Question

If $f:R\to R$ is a function such that $f\left(x\right)=x^3+x^2{f}^{\prime }\left(1\right)+x{f}^{\prime \prime }\left(2\right)+f^{\prime \prime \prime }\left(3\right)$ for $xϵR$ then the value of f(5) is equal to

• A. $33$
• B. $32$
• C. $16$
• D. $12$

Answer 1

Answer: (B), (D)

$32$
$12$

Substitute $x=0$ in the given equation,
We have $f\left(0\right)=f^{\prime \prime \prime }\left(3\right)$ and putting $x=1$, we get $f\left(1\right)=1+f^{\prime }\left(1\right)+f^{\prime \prime }\left(2\right)+f^{\prime \prime \prime }\left(3\right)$.
Thus $f\left(1\right)-f\left(0\right)=1+f^{\prime }\left(1\right)+f^{\prime \prime }\left(2\right)$. Also differentiating the given equation, we have
$f^{\prime }\left(x\right)=3x^2+2x{f}^{\prime }\left(1\right)+f^{\prime \prime }\left(2\right)$ ... (i)
$f^{\prime \prime }\left(x\right)=6x+2f^{\prime }\left(1\right)$, $f^{\prime \prime \prime }\left(x\right)=6$
Thus $f^{\prime \prime \prime }\left(3\right)=6$ and $f^{\prime }\left(2\right)=12+2f^{\prime }\left(1\right)$.

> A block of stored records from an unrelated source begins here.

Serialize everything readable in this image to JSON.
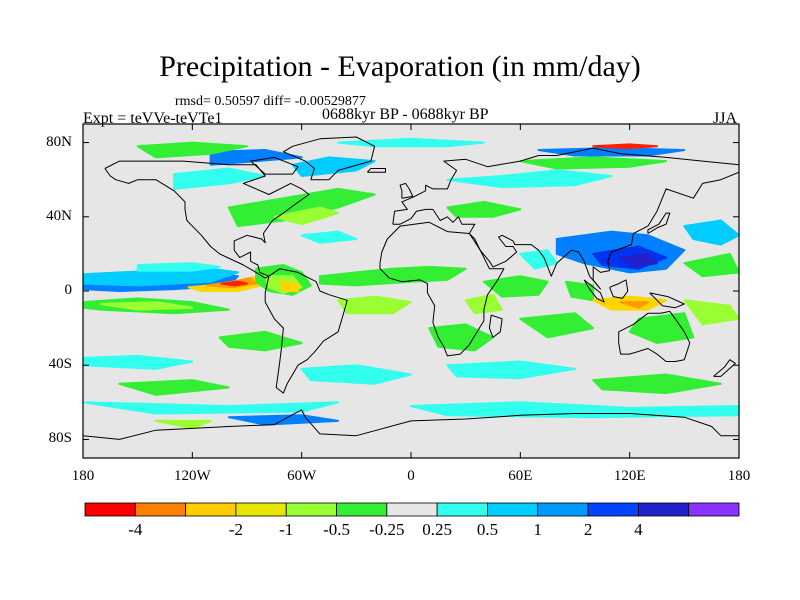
{
  "title": "Precipitation - Evaporation (in mm/day)",
  "stats": "rmsd= 0.50597 diff= -0.00529877",
  "experiment": "Expt = teVVe-teVTe1",
  "period": "0688kyr BP - 0688kyr BP",
  "season": "JJA",
  "colors": {
    "ocean_land_neutral": "#e6e6e6",
    "coastline": "#000000"
  },
  "map": {
    "projection": "cylindrical equidistant",
    "lon_range": [
      -180,
      180
    ],
    "lat_range": [
      -90,
      90
    ],
    "x_ticks": [
      {
        "value": -180,
        "label": "180"
      },
      {
        "value": -120,
        "label": "120W"
      },
      {
        "value": -60,
        "label": "60W"
      },
      {
        "value": 0,
        "label": "0"
      },
      {
        "value": 60,
        "label": "60E"
      },
      {
        "value": 120,
        "label": "120E"
      },
      {
        "value": 180,
        "label": "180"
      }
    ],
    "y_ticks": [
      {
        "value": 80,
        "label": "80N"
      },
      {
        "value": 40,
        "label": "40N"
      },
      {
        "value": 0,
        "label": "0"
      },
      {
        "value": -40,
        "label": "40S"
      },
      {
        "value": -80,
        "label": "80S"
      }
    ]
  },
  "colorbar": {
    "colors": [
      "#ff0000",
      "#ff8000",
      "#ffcc00",
      "#e6e600",
      "#99ff33",
      "#33ee33",
      "#e6e6e6",
      "#33ffee",
      "#00ccff",
      "#0099ff",
      "#0044ff",
      "#2222cc",
      "#8833ff"
    ],
    "labels": [
      "-4",
      "-2",
      "-1",
      "-0.5",
      "-0.25",
      "0.25",
      "0.5",
      "1",
      "2",
      "4"
    ],
    "label_boundaries": [
      1,
      3,
      4,
      5,
      6,
      7,
      8,
      9,
      10,
      11
    ]
  }
}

Subsitute $x=1$ in (i), we have
$f^{\prime }\left(1\right)=3+2f^{\prime }\left(1\right)+f^{\prime \prime }\left(2\right)=3+2f^{\prime }\left(1\right)+12+2f^{\prime }\left(1\right)=15+4f^{\prime }\left(1\right)$
$\Rightarrow$ $f^{\prime }\left(1\right)=-5$ and so $f^{\prime \prime }\left(2\right)=12-10=2$
$\therefore f\left(2\right)=2^3+2^2{f}^{\prime }\left(1\right)+2f^{\prime \prime }\left(2\right)+f^{\prime \prime \prime }\left(3\right)$
$=8+4(-5)+2\left(2\right)+6=18-20=-2$